Abstract

To evaluate the dosimetric impact of catheter-position uncertainty prior to each fraction in balloon high dose rate (HDR) brachytherapy for breast cancer. For 30 balloon HDR patients, each dwell position of the catheters was manually shifted distally (+) and proximally (-) with a magnitude of ±1 mm, ±2 mm, ±3 mm and ±4 mm. A total of 240 plans were retrospectively produced and compared to clinical treatment plans to simulate catheter-position uncertainty. The following dosimetric data were evaluated: PTV_EVAL V90[%] after subtracting air/seroma volume, skin and rib maximal dose (Dmax[%]) and normal breast tissue V200[cc]. PTV_EVAL V90 was decreased in 93% of cases while increased with maximum value of < 0.7% in 7% of cases. Average/maximal reduction was increased from 0.3%/1.2% (±1 mm), 1.0%/3.5% (±2 mm) and 2.6%/6.2% (±3 mm) to 5.0%/9.2% (± 4 mm) as catheter-position error was increased. Change of skin and rib Dmax values was case-specific. They were increased in 52% of cases while decreased in 48% of cases. As catheter-position error was increased, the average/maximal deviation was increased from 1.6%/9.3% (±1 mm), 3.1%/19.1% (±2 mm) and 4.6%/29.1% (±3 mm) to 6.3%/40.2% (± 4 mm). Normal breast tissue V200 was increased in 90% of cases while decreased with maximum value of < 0.4cc in 10% of cases.
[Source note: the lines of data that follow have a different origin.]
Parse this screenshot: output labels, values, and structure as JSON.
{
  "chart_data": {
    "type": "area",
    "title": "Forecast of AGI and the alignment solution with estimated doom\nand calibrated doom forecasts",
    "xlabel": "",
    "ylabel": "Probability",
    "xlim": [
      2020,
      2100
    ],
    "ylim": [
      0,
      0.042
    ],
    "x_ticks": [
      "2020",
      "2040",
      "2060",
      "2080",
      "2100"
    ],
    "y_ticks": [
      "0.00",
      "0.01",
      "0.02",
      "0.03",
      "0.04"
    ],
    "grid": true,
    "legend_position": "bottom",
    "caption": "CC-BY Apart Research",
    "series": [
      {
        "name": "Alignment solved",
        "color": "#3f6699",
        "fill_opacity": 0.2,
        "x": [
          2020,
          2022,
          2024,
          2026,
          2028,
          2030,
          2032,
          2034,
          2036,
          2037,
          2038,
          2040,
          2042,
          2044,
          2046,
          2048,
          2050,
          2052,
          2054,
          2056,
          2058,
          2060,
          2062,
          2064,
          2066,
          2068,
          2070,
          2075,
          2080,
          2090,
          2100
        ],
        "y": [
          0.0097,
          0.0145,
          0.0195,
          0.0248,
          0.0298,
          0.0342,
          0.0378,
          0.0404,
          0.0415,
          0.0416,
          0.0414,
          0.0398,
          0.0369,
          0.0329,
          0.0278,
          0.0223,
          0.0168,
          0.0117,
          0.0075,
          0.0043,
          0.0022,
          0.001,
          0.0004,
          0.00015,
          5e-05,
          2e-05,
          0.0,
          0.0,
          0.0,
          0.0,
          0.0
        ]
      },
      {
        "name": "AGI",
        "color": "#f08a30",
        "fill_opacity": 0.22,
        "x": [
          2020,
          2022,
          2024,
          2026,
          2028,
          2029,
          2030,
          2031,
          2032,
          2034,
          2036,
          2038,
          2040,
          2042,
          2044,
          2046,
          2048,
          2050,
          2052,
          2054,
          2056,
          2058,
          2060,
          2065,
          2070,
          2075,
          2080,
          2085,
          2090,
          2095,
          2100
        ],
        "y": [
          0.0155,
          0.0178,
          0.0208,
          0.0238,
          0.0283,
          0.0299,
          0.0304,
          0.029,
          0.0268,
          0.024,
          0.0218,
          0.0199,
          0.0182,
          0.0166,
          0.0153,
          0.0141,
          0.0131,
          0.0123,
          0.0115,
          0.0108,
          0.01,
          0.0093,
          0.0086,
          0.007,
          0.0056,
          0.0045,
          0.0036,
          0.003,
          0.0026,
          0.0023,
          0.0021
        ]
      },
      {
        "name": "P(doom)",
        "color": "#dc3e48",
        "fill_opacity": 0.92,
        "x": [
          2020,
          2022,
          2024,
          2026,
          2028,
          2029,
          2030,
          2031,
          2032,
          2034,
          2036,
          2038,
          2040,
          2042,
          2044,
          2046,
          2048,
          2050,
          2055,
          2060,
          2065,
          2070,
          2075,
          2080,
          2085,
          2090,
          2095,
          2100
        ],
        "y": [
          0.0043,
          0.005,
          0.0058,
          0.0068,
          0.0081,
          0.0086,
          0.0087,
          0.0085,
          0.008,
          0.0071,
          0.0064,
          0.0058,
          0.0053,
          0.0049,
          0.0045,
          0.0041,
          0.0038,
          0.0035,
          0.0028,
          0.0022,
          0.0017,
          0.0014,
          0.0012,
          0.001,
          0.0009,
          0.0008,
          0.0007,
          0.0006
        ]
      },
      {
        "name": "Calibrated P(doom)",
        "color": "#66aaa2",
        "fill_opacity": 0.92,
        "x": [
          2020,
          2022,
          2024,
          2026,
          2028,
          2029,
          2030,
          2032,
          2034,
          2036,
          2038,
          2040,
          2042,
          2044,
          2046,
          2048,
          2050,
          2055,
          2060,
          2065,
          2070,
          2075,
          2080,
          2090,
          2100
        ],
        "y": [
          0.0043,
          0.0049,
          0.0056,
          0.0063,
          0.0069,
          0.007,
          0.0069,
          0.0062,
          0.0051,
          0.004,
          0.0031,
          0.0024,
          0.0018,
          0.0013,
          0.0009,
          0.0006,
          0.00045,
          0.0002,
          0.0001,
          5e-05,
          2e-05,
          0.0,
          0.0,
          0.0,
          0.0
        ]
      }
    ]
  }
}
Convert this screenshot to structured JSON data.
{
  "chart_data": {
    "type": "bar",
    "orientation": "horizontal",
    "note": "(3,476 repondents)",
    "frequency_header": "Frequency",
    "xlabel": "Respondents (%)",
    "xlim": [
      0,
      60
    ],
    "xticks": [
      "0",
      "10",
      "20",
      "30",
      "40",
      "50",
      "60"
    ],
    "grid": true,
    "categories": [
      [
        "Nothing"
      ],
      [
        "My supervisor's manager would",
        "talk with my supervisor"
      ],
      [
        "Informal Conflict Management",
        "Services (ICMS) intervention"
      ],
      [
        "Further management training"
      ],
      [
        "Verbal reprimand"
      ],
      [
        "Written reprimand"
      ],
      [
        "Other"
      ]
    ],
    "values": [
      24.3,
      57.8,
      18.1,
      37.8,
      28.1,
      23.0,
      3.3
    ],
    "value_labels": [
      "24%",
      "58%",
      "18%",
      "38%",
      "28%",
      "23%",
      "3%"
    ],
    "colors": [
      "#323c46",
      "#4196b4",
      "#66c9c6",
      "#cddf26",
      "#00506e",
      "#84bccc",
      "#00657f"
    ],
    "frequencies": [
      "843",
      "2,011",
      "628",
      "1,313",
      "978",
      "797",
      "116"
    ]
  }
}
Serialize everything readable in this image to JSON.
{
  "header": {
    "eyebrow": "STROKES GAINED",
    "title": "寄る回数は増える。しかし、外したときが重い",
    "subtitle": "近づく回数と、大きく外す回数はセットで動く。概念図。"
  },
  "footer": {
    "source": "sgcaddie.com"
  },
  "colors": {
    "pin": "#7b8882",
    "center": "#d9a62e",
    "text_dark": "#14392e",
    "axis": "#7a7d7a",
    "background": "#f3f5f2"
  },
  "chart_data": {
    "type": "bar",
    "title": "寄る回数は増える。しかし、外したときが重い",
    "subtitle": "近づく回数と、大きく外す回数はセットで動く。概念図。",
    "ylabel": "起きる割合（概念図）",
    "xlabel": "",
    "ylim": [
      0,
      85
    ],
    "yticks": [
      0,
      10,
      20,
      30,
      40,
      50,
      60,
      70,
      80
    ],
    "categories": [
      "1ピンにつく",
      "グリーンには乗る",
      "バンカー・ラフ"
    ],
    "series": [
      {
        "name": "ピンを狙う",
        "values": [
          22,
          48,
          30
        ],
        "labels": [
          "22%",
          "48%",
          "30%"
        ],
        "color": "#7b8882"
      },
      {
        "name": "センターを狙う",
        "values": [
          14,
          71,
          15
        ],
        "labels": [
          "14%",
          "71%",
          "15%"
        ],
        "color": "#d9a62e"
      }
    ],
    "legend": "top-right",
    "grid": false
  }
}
Average/maximal increase was elevated from 0.3cc/1.2cc (±1 mm), 0.8cc/2.9cc (±2 mm) and 1.8cc/4.8cc (±3 mm) to 2.9cc/6.7cc (± 4 mm) as catheter-position error was increased. The catheterposition tolerance of ±2 mm set by the AAPM TG 56 is clinically acceptable for most clinical cases. However, in a case where the dosimetric data of treatment plan are close to the dosimetry limits of the clinical protocol, smaller tolerances such as ±1 mm or zero tolerance is clinically recommended to minimize delivered dose discrepancy from the planned dose.